AI Architectures
Choreographing a bespoke network of models to support Labs' interface
abstract
Impact
Translating a custom article format from handcrafted to AI enabled, I organized a backend flow of models to support a novel interface for interacting with generative AI.
Outcome
From the first successful generations to the current framework, took a rather unreliable flow lasting 5-6 minutes, down to about 5 seconds with few hiccups.
Challenges went from successfully generating outputs, to speeding up the flow, to improving the quality, to becoming increasingly interrogable.
Role: Developer
Challenge
Our software's input requirements were strict and unique, so the first obstacle was getting models to produce working data digestible by our stack.
From there, improve performance and layer on features to support UX improvements.
Goal
Enable a newly responsive AI surface with multiple entry points, where users can prompt a variety of locations within a cohesive interface.
Principles Guiding the Framework:
Delegation
Speed vs Quality
Resilience
Easier Prompting
Memory and Context
Our orchestration was designed for educational explainers, needing to combine sourced and generated information while drawing on a consistent body of context for follow up questions.
Started here:
1: No-Code
Did it! But 14 (😅) steps in a slow and unintegrated external no-code tool.
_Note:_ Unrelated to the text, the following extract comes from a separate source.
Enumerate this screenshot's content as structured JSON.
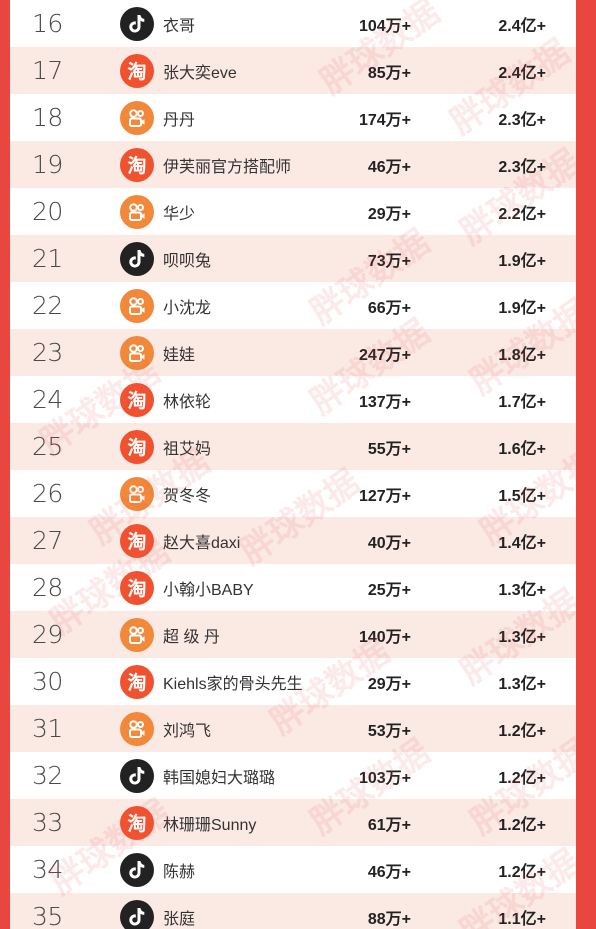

Modeled the steps after our own writing and design process.
~4-6 minutes
2: Connecting
External tool accessible by the frontend via an api and returning prompts.
Next steps: building an interface, and finding more ways to interact within it.
4-6 minutes
3: Preliminary UI
Intermediate step. Working UI and long wait times - prohibitively so.
Objective number one was gen time.
~4-6 minutes
Interlude -- Started building everything internally here.
Closer control provided more ways for models to coordinate and closer parity with the interface.
4: No more no-code
Once over the in-house hurdle, we experimented quickly, chasing speed.
Mainly toying with steps and prompts, still using simple, linear structures. ~70% success rate.
~2-3 minutes
5: Beat a minute
Compartmentalized tasks to simplify the initial step, and then ran the big ones in parallel.
Strategizing around compromises for speed, quality, or reliability. Beginning to link calls.
~1 minute
6: Made reliable
Function calling pushed a 95% success rate.
And a research step which progressively triggers slides to be created and added to the story.
~5 seconds
7: Memory + Thinking
Shared memory contextualizes information across interactions.
Brushed up against a quality vs time barrier, so added a richer, optional thinking mode.
~5 or 30 seconds
We're still actively developing the underlying ai framework which supports the product, but have reached a point where the fundamental issues, namely speed and reliability, are performing well enough to focus on fine-tuning the architecture.
Continually improving reliability, improving the quality of text through better system prompts, sourcing more forms of assets, and adding capabilities are some of the acute focuses.
Bigger sprints include devising ways for users to customize their own system prompts to tailor generation to their learning preferences, as well as continuing to play with ways that the UI/UX of the product interfaces with the underlying models.
Generation Time: ~5 minutes → ~5 seconds
Generation Reliability: ~50% → ~95%
Memory and Context: Successfully implemented a strategy for memory and context supporting features and UX improvements.
Interrogability meaning the capacity for generations to be interrogated - how easy it is for users to converse with pieces of what the models produced, ranging from pages, to images and paragraphs, to parts of images, phrases, and words for either clarity, context, or verifiability: 1 → plethora.